La calle era de tierra, sin otras construcciones que
aparecieron lentamente con el transcurrir del tiempo. Era una isla, un castillo
con balcones y puertas de aldaba que sonaba como llamador de grandes
acontecimientos. El mármol la identificaba. Las escaleras sedientas de mostrar
que estaba a la altura de las ilusiones
de quien planificó la casa. Ahora es un vulgar espacio comercial, fue una
mansión envidiada en su momento. Hornacinas con pequeñas figuritas de marmolina
traídas de Italia, muebles de estilo y cuadros. Servicio de personal con
uniforme almidonado, como en las películas en blanco y negro de la época. Y las
mujeres de la casa leyendo, siempre estudiando o aprendiendo a ser “amas de
casa” perfectas. ¿Dónde quedaron?

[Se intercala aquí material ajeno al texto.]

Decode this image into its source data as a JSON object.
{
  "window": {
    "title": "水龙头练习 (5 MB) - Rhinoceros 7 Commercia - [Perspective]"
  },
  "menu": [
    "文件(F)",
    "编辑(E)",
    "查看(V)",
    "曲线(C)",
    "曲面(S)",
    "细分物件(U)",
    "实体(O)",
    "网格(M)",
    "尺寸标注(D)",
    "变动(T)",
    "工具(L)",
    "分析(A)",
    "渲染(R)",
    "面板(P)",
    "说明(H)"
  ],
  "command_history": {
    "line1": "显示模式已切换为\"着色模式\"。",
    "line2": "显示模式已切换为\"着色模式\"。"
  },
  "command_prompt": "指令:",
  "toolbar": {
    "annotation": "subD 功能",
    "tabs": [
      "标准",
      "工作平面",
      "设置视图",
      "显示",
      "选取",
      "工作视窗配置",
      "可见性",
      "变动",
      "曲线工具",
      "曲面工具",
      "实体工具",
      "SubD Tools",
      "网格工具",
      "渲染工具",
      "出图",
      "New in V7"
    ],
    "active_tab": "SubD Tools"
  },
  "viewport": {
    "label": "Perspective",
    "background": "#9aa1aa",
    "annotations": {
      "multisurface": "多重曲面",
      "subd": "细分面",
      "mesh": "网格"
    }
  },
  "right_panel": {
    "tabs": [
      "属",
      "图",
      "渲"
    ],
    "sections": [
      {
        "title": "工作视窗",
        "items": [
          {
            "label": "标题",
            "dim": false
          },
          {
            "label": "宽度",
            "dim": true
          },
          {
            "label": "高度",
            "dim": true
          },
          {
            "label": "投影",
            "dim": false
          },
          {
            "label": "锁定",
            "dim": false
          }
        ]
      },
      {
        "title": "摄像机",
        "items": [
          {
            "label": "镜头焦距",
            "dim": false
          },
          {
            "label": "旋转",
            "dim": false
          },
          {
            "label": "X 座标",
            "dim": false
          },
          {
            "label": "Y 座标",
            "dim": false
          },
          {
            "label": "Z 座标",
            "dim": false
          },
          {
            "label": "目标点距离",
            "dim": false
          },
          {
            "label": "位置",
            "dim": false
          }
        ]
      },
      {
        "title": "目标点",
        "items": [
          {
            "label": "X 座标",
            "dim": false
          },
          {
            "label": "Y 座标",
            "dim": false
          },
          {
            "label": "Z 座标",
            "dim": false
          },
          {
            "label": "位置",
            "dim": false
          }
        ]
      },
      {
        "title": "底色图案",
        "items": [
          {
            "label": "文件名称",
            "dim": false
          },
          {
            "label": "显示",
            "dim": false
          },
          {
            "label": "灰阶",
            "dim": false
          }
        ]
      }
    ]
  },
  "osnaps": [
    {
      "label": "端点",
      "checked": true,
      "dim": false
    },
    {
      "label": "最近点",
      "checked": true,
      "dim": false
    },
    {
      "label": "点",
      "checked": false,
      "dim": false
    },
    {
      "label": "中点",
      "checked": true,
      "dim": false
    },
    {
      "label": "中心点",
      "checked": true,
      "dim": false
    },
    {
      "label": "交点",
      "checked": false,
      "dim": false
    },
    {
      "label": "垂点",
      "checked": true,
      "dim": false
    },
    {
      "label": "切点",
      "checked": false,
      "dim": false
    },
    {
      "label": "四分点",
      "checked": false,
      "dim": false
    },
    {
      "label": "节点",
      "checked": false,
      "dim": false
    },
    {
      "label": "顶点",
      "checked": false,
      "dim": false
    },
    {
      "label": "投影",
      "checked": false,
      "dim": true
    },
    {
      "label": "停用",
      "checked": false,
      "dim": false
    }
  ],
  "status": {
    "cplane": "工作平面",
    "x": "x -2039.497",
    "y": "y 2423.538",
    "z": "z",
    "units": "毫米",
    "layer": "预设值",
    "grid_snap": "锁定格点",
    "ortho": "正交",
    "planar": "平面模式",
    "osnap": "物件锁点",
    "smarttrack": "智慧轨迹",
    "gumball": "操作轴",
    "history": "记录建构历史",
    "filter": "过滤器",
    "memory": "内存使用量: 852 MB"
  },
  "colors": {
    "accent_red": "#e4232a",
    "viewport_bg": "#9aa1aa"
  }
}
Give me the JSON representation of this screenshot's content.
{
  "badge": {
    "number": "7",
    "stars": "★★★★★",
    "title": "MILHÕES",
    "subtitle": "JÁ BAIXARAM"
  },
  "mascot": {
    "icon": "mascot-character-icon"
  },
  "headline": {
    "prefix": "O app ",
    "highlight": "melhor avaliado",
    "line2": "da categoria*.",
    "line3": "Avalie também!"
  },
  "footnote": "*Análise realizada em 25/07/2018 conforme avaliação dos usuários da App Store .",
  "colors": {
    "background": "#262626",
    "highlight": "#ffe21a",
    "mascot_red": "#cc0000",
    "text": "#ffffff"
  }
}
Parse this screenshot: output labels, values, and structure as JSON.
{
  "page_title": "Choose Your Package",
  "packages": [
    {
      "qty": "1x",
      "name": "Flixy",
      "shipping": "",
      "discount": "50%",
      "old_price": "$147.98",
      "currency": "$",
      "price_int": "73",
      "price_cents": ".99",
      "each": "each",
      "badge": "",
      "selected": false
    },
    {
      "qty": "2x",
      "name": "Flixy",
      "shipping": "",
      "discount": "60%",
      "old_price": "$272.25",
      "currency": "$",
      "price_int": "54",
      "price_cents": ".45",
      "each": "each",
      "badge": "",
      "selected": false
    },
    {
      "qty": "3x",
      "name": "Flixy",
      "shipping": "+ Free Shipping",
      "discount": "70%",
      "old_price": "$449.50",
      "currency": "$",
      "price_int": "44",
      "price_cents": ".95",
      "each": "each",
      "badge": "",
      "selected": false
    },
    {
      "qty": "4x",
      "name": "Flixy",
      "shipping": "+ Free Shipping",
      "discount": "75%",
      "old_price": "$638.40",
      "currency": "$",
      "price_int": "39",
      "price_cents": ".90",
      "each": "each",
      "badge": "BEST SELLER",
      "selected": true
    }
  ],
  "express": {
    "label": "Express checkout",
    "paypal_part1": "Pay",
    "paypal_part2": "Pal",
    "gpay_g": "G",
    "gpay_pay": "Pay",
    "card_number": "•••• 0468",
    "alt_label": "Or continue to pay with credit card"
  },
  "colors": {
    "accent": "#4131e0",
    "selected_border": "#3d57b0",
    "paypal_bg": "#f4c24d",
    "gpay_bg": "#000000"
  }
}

Como En
Lúgubre es ver que estamos rodeados de miserables personajes tristes, sin amor a la belleza y al contener lo hermoso de una historia.
A veces recordamos las fiestas que se desarrollaban en la casa. Mesas con manteles de hilo blanco, vajilla de porcelana y copas de cristal. La comida… una exquisita muestra del poder de sus dueños que se afanaban para esconder que la que se desarmaba cocinando era la mujer, la madre. Hubo un tiempo que los automóviles llenaban la calle y las señoras usaban sus mejores trajes para asistir a los saraos. Hoy son sombras. Humo. Espectros.
Los fantásticos platos sacados de la muy exitosa “Petrona de Gandulfo” que hoy llora en un anaquel de la biblioteca de una de las mujeres de la casa… ¿Claro quién puede hacer esos manjares caros y que llevan días de cocción en una cocina pequeña? Sueños. Éxtasis.
La casa se derrumba descascarada las paredes y sin el donaire de su época glamorosa.